Often young investors find it difficult to allocate money towards their investment portfolios because they have a tough time determining the differences between their wants and their needs. In reality, though, the difference between wants and needs is quite simple and the sooner you understand what a true need really is, the easier it will be for you to start investing your discretionary money.
Now, do not get us wrong. We are absolutely not trying to tell you that you should only purchase the things that you really need. In fact, life would be much more boring if we only made purchases according to our needs (although some truly committed people use this as a temporary money-saving strategy!). Feel free to treat yourself when you can afford to do so! We are simply trying to make the point that all of the money that you are not spending on your explicit needs should be considered your “discretionary money” and that this money can make a big difference in your life depending on how wisely you use it.

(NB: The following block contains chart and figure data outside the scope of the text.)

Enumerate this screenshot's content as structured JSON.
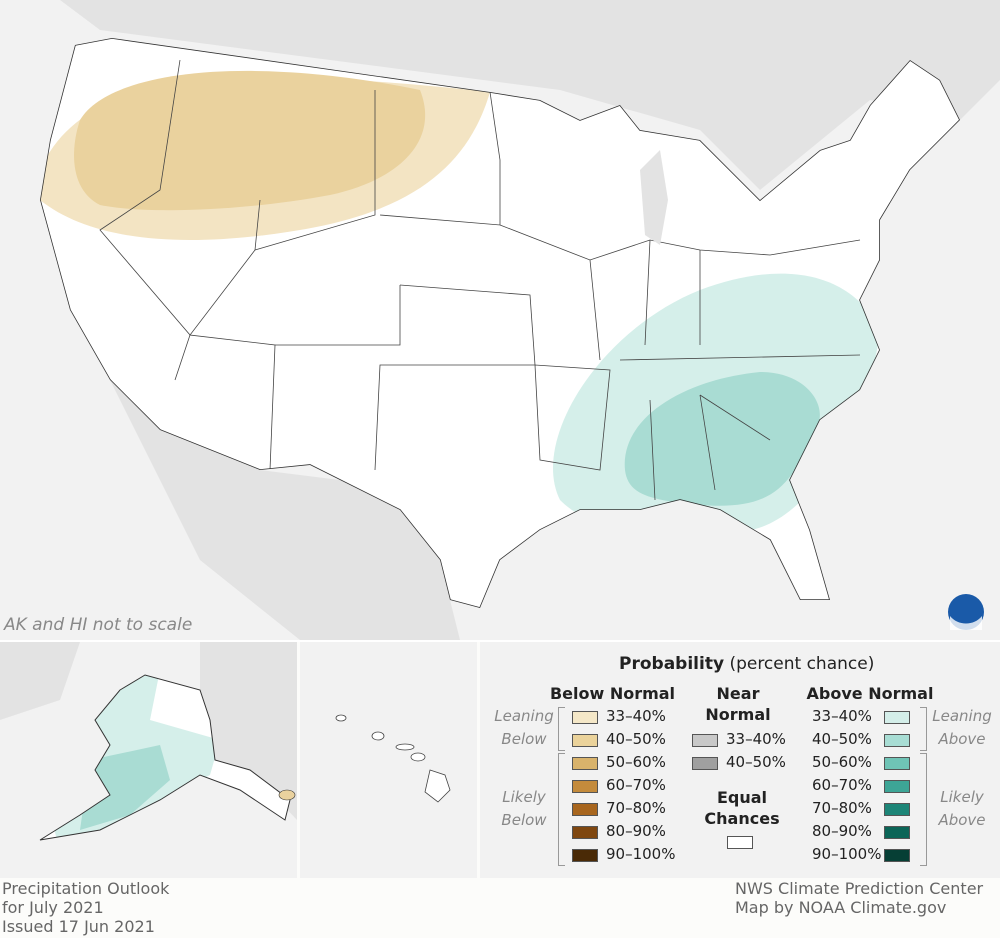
{
  "map": {
    "note": "AK and HI not to scale"
  },
  "legend": {
    "title": "Probability",
    "subtitle": "(percent chance)",
    "below": {
      "heading": "Below Normal",
      "groups": [
        {
          "label": "Leaning Below",
          "items": [
            {
              "label": "33–40%",
              "color": "#f5e8c8"
            },
            {
              "label": "40–50%",
              "color": "#ebd39b"
            }
          ]
        },
        {
          "label": "Likely Below",
          "items": [
            {
              "label": "50–60%",
              "color": "#d9b36b"
            },
            {
              "label": "60–70%",
              "color": "#c48b3c"
            },
            {
              "label": "70–80%",
              "color": "#a8661e"
            },
            {
              "label": "80–90%",
              "color": "#7f4710"
            },
            {
              "label": "90–100%",
              "color": "#4a2a06"
            }
          ]
        }
      ]
    },
    "near": {
      "heading": "Near Normal",
      "items": [
        {
          "label": "33–40%",
          "color": "#c8c8c8"
        },
        {
          "label": "40–50%",
          "color": "#a0a0a0"
        }
      ]
    },
    "equal": {
      "label": "Equal Chances",
      "color": "#ffffff"
    },
    "above": {
      "heading": "Above Normal",
      "groups": [
        {
          "label": "Leaning Above",
          "items": [
            {
              "label": "33–40%",
              "color": "#d4eee9"
            },
            {
              "label": "40–50%",
              "color": "#a8ddd4"
            }
          ]
        },
        {
          "label": "Likely Above",
          "items": [
            {
              "label": "50–60%",
              "color": "#6fc4b6"
            },
            {
              "label": "60–70%",
              "color": "#3da596"
            },
            {
              "label": "70–80%",
              "color": "#1d8577"
            },
            {
              "label": "80–90%",
              "color": "#0b6557"
            },
            {
              "label": "90–100%",
              "color": "#063f35"
            }
          ]
        }
      ]
    }
  },
  "footer": {
    "left": [
      "Precipitation Outlook",
      "for July 2021",
      "Issued 17 Jun 2021"
    ],
    "right": [
      "NWS Climate Prediction Center",
      "Map by NOAA Climate.gov"
    ]
  }
}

To better see your spending laid out, try a quick test. Make a little T-chart with one side labeled “wants” and the other side labeled “needs.” Fill the chart with all of the things that you have bought in the last month (or even in the last week if you tend to make a lot of purchases), deciding which items fit into which categories. For all of you who consider yourselves visual learners, this will be a good exercise for you to note and analyze how many purchases you actually make. Remember: while food and water are necessities, a $100 dinner out with your friends does not really fit into the “need” category. Try to be realistic while completing this exercise. Next, analyze your T-chart. For many of us, it should seem pretty clear that we really do end up fulfilling more of our wants than we realize. This might be surprising to some of you. That is because one of our biggest money-spending mistakes is that we tend to compare ourselves to others and feel deprived or inadequate when we cannot afford something that we really want. However, we tend to over-estimate the amount that others can afford relative to ourselves and feel “poorer” than the majority – when in reality this is a misperception. By looking at all of the wants that we have been able to afford, we may be better able to see how much we really can do with the money that we have.
Now, this is where the turning point comes. Consider the wants that you have fulfilled and decide how important investing is to you relative to those wants. If you’re reading this article, chances are that strengthening your investment portfolio is one of your major priorities. So, next time you are thinking about making a purchase for one of your “wants” – consider investing that money instead. Either way, you will probably be fulfilling one of your wants and the money you invest could grow enough for you to fulfill even more wants in the future! By making a plan as simple as this, you will be surprised by how much money you will allocate to your investment portfolio simply because you understand the difference between your wants and your needs.
1. Understand the difference between wants and needs – and think about this difference each time you make a purchase.
2. Treat yourself when you can afford to do so and appreciate the things that you have.
3. Make a plan for allocating some of your discretionary money into your investments.
4. Stick to your plan – even if it takes you a long time to do so.